Congratulations to Moody Graham on their Merit award in the Design-Built category for Guardians of the First Amendment Memorial in Annapolis, MD.
The Guardians of the First Amendment Memorial was conceived as a response to the shooting on June 28, 2018 that took the lives of five journalists of the Capital Gazette newspaper.
The landscape architects were asked by the Dr. Martin Luther King, Jr. Committee to design a memorial to commemorate the lives of Gerald Fischman, Rob Hiaasen, John McNamara, Rebecca Smith, and Wendi Winters who were murdered in their office. A site in the center of Annapolis, Maryland, near the Market House and City Dock was suggested. The design narrative came into focus after a meeting with the Baltimore Media Group, the owners of the Capital Gazette: Journalists represent the community and work as guardians of the First Amendment, including freedom of the press.

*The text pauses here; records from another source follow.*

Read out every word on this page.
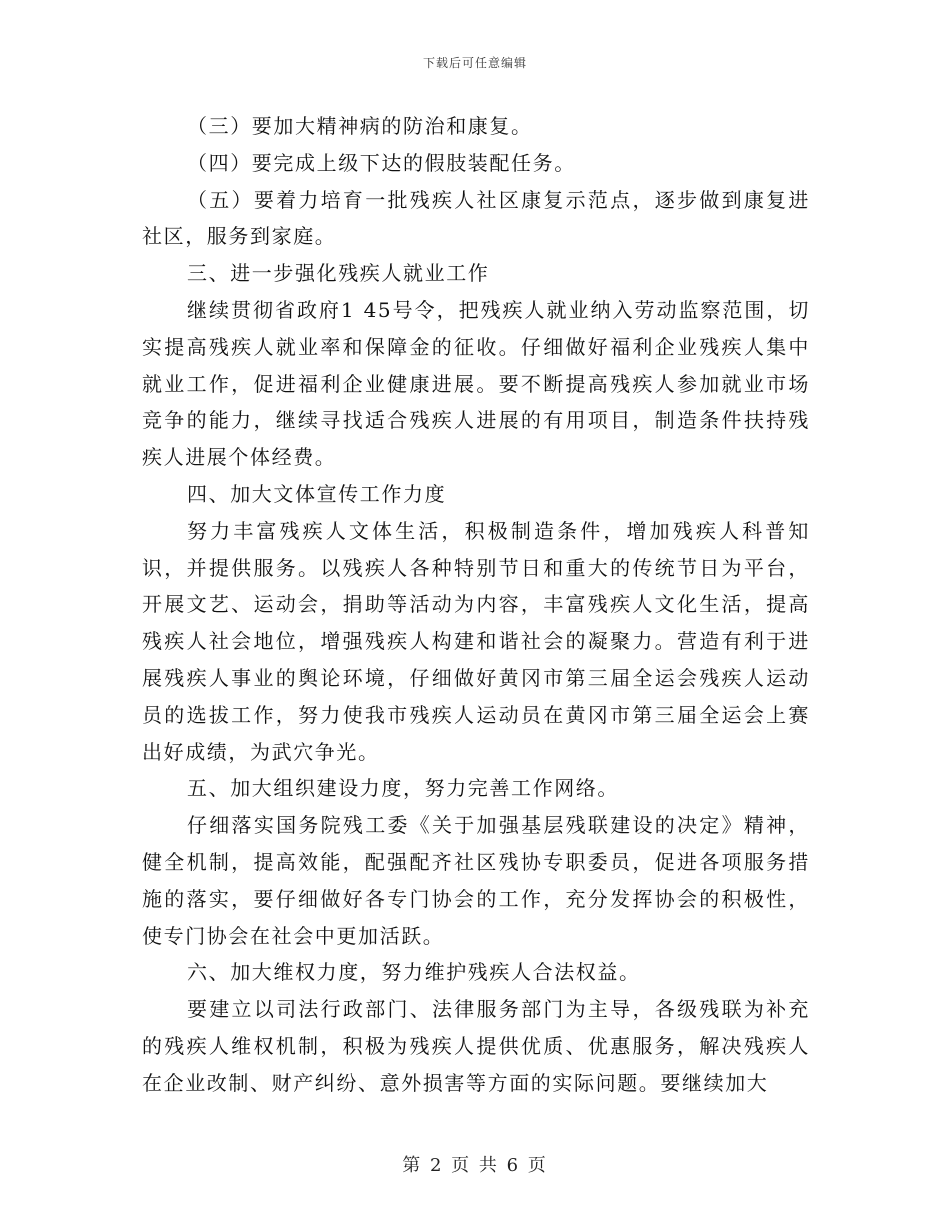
下载后可任意编辑

（三）要加大精神病的防治和康复。

（四）要完成上级下达的假肢装配任务。

（五）要着力培育一批残疾人社区康复示范点，逐步做到康复进社区，服务到家庭。

三、进一步强化残疾人就业工作

继续贯彻省政府1 45号令，把残疾人就业纳入劳动监察范围，切实提高残疾人就业率和保障金的征收。仔细做好福利企业残疾人集中就业工作，促进福利企业健康进展。要不断提高残疾人参加就业市场竞争的能力，继续寻找适合残疾人进展的有用项目，制造条件扶持残疾人进展个体经费。

四、加大文体宣传工作力度

努力丰富残疾人文体生活，积极制造条件，增加残疾人科普知识，并提供服务。以残疾人各种特别节日和重大的传统节日为平台，开展文艺、运动会，捐助等活动为内容，丰富残疾人文化生活，提高残疾人社会地位，增强残疾人构建和谐社会的凝聚力。营造有利于进展残疾人事业的舆论环境，仔细做好黄冈市第三届全运会残疾人运动员的选拔工作，努力使我市残疾人运动员在黄冈市第三届全运会上赛出好成绩，为武穴争光。

五、加大组织建设力度，努力完善工作网络。

仔细落实国务院残工委《关于加强基层残联建设的决定》精神，健全机制，提高效能，配强配齐社区残协专职委员，促进各项服务措施的落实，要仔细做好各专门协会的工作，充分发挥协会的积极性，使专门协会在社会中更加活跃。

六、加大维权力度，努力维护残疾人合法权益。

要建立以司法行政部门、法律服务部门为主导，各级残联为补充的残疾人维权机制，积极为残疾人提供优质、优惠服务，解决残疾人在企业改制、财产纠纷、意外损害等方面的实际问题。要继续加大

第 2 页 共 6 页
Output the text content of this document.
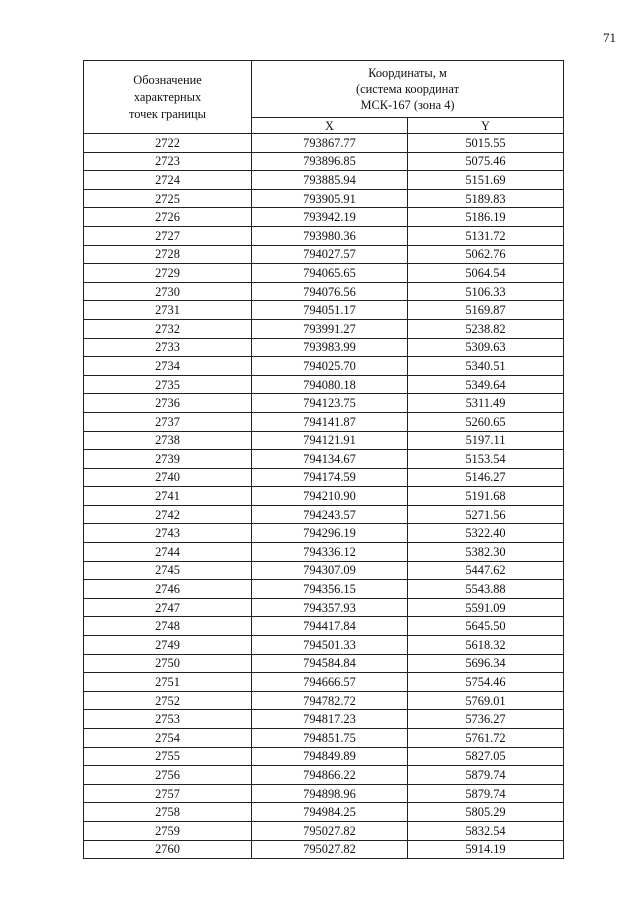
71
Обозначение
характерных
точек границы	Координаты, м
(система координат
МСК-167 (зона 4)	

	X	Y
2722	793867.77	5015.55
2723	793896.85	5075.46
2724	793885.94	5151.69
2725	793905.91	5189.83
2726	793942.19	5186.19
2727	793980.36	5131.72
2728	794027.57	5062.76
2729	794065.65	5064.54
2730	794076.56	5106.33
2731	794051.17	5169.87
2732	793991.27	5238.82
2733	793983.99	5309.63
2734	794025.70	5340.51
2735	794080.18	5349.64
2736	794123.75	5311.49
2737	794141.87	5260.65
2738	794121.91	5197.11
2739	794134.67	5153.54
2740	794174.59	5146.27
2741	794210.90	5191.68
2742	794243.57	5271.56
2743	794296.19	5322.40
2744	794336.12	5382.30
2745	794307.09	5447.62
2746	794356.15	5543.88
2747	794357.93	5591.09
2748	794417.84	5645.50
2749	794501.33	5618.32
2750	794584.84	5696.34
2751	794666.57	5754.46
2752	794782.72	5769.01
2753	794817.23	5736.27
2754	794851.75	5761.72
2755	794849.89	5827.05
2756	794866.22	5879.74
2757	794898.96	5879.74
2758	794984.25	5805.29
2759	795027.82	5832.54
2760	795027.82	5914.19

A grove of trees (the community) is embraced by a curving wall that includes an eight foot high by eight foot wide granite panel inscribed with the First Amendment. In front of the wall are five granite pillars. The pillars are an extension of the grove of treesand represent the members of the community who are guardians of the First Amendment. The backdrop is a brick wall, a familiar landscape within the historic 17th century city.
The project was funded by the City of Annapolis, Anne Arundel County, the State of Maryland, and private donations. The landscape architects collaborated with the Annapolis Department of Public Works, the Annapolis Historic Preservation Commission, the Annapolis Art in Public Places Commission, and the Maryland Historic Trust to create a safe and sacred space within the historic fabric of Annapolis, Maryland.
On the third anniversary of the event the memorial was dedicated to the city. The ceremony was attended by government members, families of the deceased, journalists from the Capital Gazette, first responders, the Dr. Martin Luther King, Jr. Committee, and members of the public. From the dedication forward, the space has been a place for healing and remembrance for the Annapolis community.
The memorial uses natural materials and motifs to present compelling imagery and a design tied closely to the surrounding history and environment. The judges applauded the project’s use of symbolism in subtle and profound ways to tell the community’s heartbreaking but ultimately inspiring story.